Are we cool?

Helen Dymond answers Abraham Maslow’s ‘thought-provoking charge against Quakerism’

I recently came across a book that contains, in passing, a thought-provoking charge against Quakerism. It is Religions, Values, and Peak-Experiences by the psychologist Abraham Maslow: universally remembered for his theory of human motivation, the pyramidical ‘Hierarchy of Human Needs’, with ‘self-actualisation’, or integration of the whole personality, at the top. Self-actualizing people, he says, are our most compassionate, our great improvers and reformers of society, our most effective fighters against injustice, inequality, slavery, cruelty, exploitation.  This book spoke to me immediately because it is inclusive. ‘Peak-experiences’ happen to secular and religious people alike.

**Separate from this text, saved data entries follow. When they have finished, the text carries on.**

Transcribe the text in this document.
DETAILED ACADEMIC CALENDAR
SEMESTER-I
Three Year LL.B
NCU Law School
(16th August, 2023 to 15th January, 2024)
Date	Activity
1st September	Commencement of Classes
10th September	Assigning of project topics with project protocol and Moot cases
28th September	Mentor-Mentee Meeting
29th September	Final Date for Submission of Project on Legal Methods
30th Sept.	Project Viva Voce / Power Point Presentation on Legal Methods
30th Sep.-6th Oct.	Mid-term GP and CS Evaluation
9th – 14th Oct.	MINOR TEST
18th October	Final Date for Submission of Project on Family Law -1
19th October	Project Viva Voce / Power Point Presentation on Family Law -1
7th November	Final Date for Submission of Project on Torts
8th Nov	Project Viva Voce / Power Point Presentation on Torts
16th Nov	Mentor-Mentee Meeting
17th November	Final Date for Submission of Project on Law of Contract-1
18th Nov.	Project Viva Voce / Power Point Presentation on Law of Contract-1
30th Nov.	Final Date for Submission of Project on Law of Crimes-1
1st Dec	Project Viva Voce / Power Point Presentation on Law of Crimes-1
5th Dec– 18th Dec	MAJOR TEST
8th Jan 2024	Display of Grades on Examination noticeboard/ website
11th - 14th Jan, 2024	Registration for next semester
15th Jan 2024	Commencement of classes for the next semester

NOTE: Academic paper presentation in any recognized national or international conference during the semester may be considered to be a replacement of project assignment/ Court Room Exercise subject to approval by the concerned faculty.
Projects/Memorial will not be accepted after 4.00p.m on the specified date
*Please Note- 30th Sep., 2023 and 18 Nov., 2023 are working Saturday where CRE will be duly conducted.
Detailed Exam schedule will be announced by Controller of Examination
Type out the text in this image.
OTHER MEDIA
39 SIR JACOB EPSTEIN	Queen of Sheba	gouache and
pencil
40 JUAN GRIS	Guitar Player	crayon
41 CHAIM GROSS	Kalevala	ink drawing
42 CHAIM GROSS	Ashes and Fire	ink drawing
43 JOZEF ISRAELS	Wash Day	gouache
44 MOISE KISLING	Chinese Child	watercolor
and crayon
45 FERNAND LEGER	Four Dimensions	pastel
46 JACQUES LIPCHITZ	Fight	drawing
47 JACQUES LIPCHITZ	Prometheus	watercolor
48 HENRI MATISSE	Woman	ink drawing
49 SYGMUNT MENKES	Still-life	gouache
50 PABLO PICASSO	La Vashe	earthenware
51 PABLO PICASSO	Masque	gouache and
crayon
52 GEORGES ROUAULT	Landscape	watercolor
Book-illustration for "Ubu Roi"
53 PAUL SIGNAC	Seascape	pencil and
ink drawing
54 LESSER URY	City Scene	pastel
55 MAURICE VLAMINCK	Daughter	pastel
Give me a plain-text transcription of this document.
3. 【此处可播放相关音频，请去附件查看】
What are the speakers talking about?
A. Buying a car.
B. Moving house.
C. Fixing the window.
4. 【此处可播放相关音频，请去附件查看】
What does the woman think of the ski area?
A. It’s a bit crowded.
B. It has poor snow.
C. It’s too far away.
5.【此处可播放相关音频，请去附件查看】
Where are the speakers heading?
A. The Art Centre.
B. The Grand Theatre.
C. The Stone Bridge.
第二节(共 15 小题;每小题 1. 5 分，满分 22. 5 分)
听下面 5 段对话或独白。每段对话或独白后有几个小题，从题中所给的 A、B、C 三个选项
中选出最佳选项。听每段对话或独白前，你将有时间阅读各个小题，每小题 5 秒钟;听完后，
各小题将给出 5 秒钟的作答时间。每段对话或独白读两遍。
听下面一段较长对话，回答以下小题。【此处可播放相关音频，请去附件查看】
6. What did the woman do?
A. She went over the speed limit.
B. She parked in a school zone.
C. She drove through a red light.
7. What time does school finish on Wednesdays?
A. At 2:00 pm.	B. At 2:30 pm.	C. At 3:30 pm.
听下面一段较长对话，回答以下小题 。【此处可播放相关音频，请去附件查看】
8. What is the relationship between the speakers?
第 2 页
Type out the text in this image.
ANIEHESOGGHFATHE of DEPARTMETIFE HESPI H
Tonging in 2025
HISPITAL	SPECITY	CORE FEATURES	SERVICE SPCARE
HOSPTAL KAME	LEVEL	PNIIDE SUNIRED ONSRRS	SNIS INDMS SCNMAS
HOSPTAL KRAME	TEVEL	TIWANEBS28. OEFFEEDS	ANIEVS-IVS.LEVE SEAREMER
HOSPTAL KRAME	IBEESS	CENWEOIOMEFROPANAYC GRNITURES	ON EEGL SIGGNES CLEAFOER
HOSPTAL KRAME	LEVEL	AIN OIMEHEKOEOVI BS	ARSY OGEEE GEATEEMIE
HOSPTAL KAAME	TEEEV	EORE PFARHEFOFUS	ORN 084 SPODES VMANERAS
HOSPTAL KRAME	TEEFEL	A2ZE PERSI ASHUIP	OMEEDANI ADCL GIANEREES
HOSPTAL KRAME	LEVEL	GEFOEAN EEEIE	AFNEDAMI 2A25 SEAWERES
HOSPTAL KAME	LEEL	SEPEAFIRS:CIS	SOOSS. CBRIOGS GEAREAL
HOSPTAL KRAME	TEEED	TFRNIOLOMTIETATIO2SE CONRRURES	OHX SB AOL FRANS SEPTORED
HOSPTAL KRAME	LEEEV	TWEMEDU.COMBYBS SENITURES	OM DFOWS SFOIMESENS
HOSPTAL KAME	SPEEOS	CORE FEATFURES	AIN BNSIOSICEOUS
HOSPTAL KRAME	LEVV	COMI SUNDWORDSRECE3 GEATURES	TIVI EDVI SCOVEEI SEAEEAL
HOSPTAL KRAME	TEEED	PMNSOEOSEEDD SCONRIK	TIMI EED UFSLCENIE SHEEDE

Whether the stimulus is great art, music or natural beauty, love of another, or contemplation of what the individual holds to be divine, the individual is lifted outside the self to a wondrous sense of harmonization with universal powers. Well before Dawkins’ onslaught on religion caught the public imagination, Maslow was lamenting the tendency of rational science to eliminate ‘values… goals, ends, yearnings, aspirations, hopes, …the inexact, the illogical, the metaphorical, the mythic, the symbolic… it is not yet understood that they are characteristic of the human being at his highest levels of development as well as at his lowest.’